MS Research Automates Search Engine Spam Hunt
Barbie Dollar writes "Researchers at Microsoft are working on an ambitious new project to hunt down and neutralize large-scale search engine spammers. The project, called Strider Search Defender, automates the discovery of search spammers through non-content analysis. The project integrates technology from two previous Microsoft Research prototypes (Strider HoneyMonkey and Strider URL Tracer) and promises a new approach to removing junk results from search engine queries."
Every anti-Microsoft blog and article in existence has been flagged as search engine spam.
More at 11.
"You will pay for your lack of vision..." - Emperor Palpatine to Ray Charles
..that Strider HoneyMonkey was Arwen's pet name for Aragorn?
Sure, preventing search engines from indexing blogspam posts is great. Maybe that's the first step, but it's not going for the root cause - the botnets that run the apps that post/email in the first place, and the compromised webservers hosting order sites.
These are not mutually exclusive goals. If you take away any incentive for spamalizing content (meaning, not only does it not boost your search placement, it penalizes you), then much of the pressure to run botnets and crack servers goes away.
Don't disappoint your bird dog. Go to the range.

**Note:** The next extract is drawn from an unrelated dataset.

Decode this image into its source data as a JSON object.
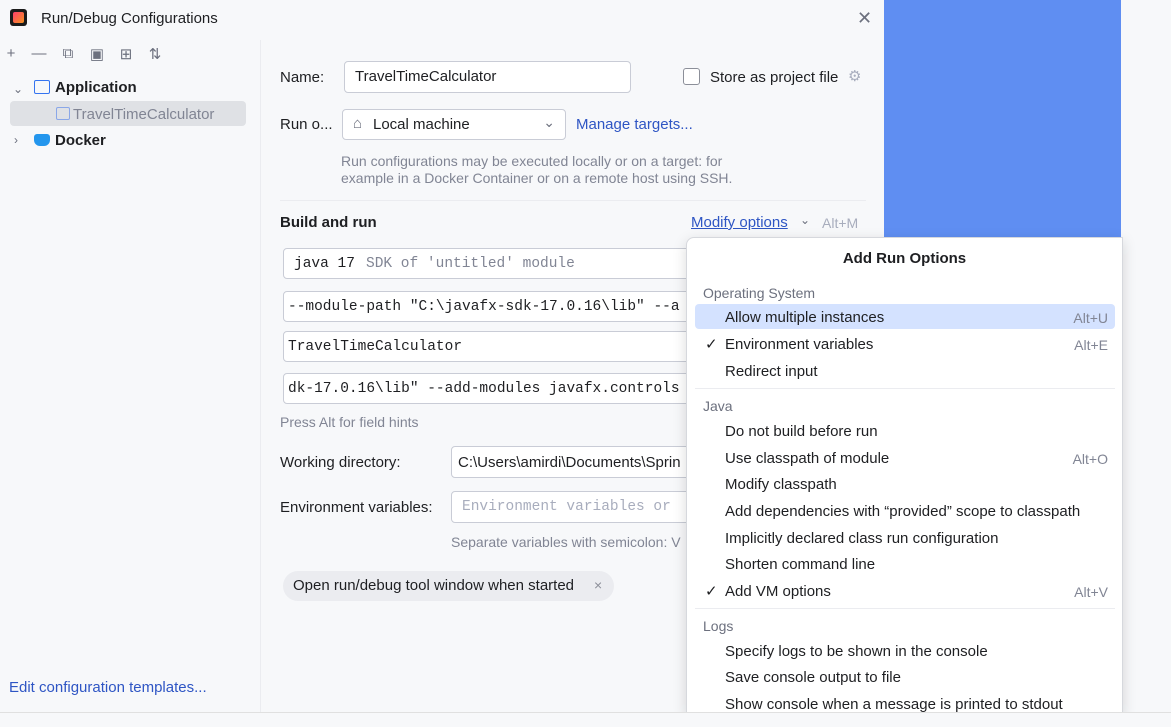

First, do not be so skeptical. Have you noticed how well Outlook 2003 spam filtering works? I realize the algorithm is different, but based on results, I have to say that it is probable that Microsoft will succeed with reasonable effectiveness.
Second, what business rationale is there to give away a competitive advantage (after spending millions to get it) in the very competitive search market, where, by the way, Microsoft is not the market leader?
All major search engines have been doing this for quite some time. Google is probably the best hunter of them all and the most recent update, which occured on June 27, banned a large number of spammers who had billions of sites indexed. Unfortunately, the war on spam is quite difficult. They spammers are working with non-content pages but it is a matter of time before they start generating non-jibberish content to spam with, too.
Hopefully, Microsoft's approach will give some effect and push other operators to work harder on preventing the web spam.
Amusingly, you're most likely getting affected only if you're searching for penis pumps, pornographic content and gambling.
Full Tilt
Seems to me that a group of 10 people could easily flag a large amount of spam websites. Is this currently being done by any major engine?
"Thanks for all the money you paid to us. We've used it to buy off ISO among other things" -Microsoft
Microsoft forgot to mention my non-content based method of blocking comment spam entirely known as Bad Behavior. And now that they seem to have swiped a few of my ideas, I'm going to have to go see what they're up to...
How am I supposed to fit a pithy, relevant quote into 120 characters?
This *must* be one of the next battle lines in the so-called search wars.
I remember the first time I saw google - I was blown away: "Wow. These results are exactly the web pages I was looking for!" But that's no longer the case when you search in google. They've really fallen behind in being able to separate out (or, as they say, "search for") the pages I want from the junk.
I hope google will win this war, but maybe microsoft chucking some money at the problem will help light a fire under google to get this fixed before someone else does it better. If searching at google no longer brings me relevant results better than any other source, I'm gonna start looking for somewhere else to search. Just like I did when I switched to google from yahoo back in the twentieth century.